Von HANS-ERDMANN GRINGER 19.11.2009, 17:59

MERSEBURG/MZ. - Eigentlich benötigt man ein Fernglas, um die in der Vorhalle weit oben angebrachten sieben Medaillonscheiben, die das Leben Christi darstellen, in ihrer Vielfalt wahrnehmen zu können.

Lutz Gärlich jedoch war schon ganz nah dran, kennt sie in all ihren Details und hatte sie sogar schon in seinen Händen. In einem Vortrag berichtete er am Dienstagabend im Kapitelhaus über die historischen Fenster des Merseburger Domes und ihre Restaurierung. Auch die Fenster des Naumburger Domes hat der heute 66-Jährige praktisch verinnerlicht, Stück für Stück überarbeitet.
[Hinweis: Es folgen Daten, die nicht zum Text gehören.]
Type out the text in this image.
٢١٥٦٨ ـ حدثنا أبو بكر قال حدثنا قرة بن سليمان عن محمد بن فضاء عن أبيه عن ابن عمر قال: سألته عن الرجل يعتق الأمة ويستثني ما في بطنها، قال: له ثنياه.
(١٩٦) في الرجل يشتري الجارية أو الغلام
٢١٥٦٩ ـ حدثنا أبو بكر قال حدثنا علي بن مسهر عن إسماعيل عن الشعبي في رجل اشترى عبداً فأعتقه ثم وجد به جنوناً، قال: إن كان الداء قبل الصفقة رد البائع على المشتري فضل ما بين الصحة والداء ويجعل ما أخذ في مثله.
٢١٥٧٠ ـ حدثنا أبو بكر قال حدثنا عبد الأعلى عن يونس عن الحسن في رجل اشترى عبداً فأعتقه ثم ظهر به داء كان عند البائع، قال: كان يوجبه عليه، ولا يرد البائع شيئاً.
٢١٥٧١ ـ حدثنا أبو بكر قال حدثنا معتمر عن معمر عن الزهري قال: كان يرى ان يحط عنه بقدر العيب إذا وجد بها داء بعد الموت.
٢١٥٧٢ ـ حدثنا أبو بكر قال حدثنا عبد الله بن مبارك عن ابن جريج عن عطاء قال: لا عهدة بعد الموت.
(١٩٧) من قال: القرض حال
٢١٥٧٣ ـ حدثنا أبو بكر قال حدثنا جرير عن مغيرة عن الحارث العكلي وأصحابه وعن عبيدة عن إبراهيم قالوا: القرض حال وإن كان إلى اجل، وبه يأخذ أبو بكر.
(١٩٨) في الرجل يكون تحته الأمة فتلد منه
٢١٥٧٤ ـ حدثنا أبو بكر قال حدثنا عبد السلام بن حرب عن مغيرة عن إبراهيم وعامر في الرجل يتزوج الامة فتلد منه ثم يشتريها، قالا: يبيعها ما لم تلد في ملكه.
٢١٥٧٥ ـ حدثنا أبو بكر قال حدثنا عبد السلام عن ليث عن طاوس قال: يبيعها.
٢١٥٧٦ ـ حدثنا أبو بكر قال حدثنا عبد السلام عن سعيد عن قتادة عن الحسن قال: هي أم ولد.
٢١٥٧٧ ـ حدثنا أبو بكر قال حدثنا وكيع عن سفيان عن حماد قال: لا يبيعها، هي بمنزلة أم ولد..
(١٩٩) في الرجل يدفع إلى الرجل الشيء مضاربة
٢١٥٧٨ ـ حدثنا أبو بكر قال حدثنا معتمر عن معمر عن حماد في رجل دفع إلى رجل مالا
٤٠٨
Gärlich, gebürtiger Sachse, lernte einst Glaser. Nach Tätigkeit in der Glasschleiferei der Eltern und Meisterlehrgang übernahm er 1966 eine Glaswerkstatt in Naumburg, die schon seit Generationen bestanden hatte. Nach der Prüfung zum Kunsthandwerker wagte er sich an die Restaurierung, Neuanfertigung und Instandsetzung historischen Glases in Denkmälern wie Kirchen und Museen.

Seit Beginn des 9. Jahrhunderts sei die Glasherstellung, die viel älteren Ursprungs ist, in Europa wieder erfunden worden, zuerst in Norditalien und in Klöstern der Schweiz, betonte Gärlich. Er schilderte anschaulich, wie aus Sandquarz, Pottasche und mehr das Glas bei 1 200 Grad Celsius in den Schmelzöfen, die mit Buchenholz befeuert wurden, entsteht und durch Beigabe von Metalloxyden farbig wird. Kobalt etwa führt zu blauer Farbe, Gold und Kupferoxyde zu Rot, Silber zu Gelb und Kupfer und Eisen zu Grün.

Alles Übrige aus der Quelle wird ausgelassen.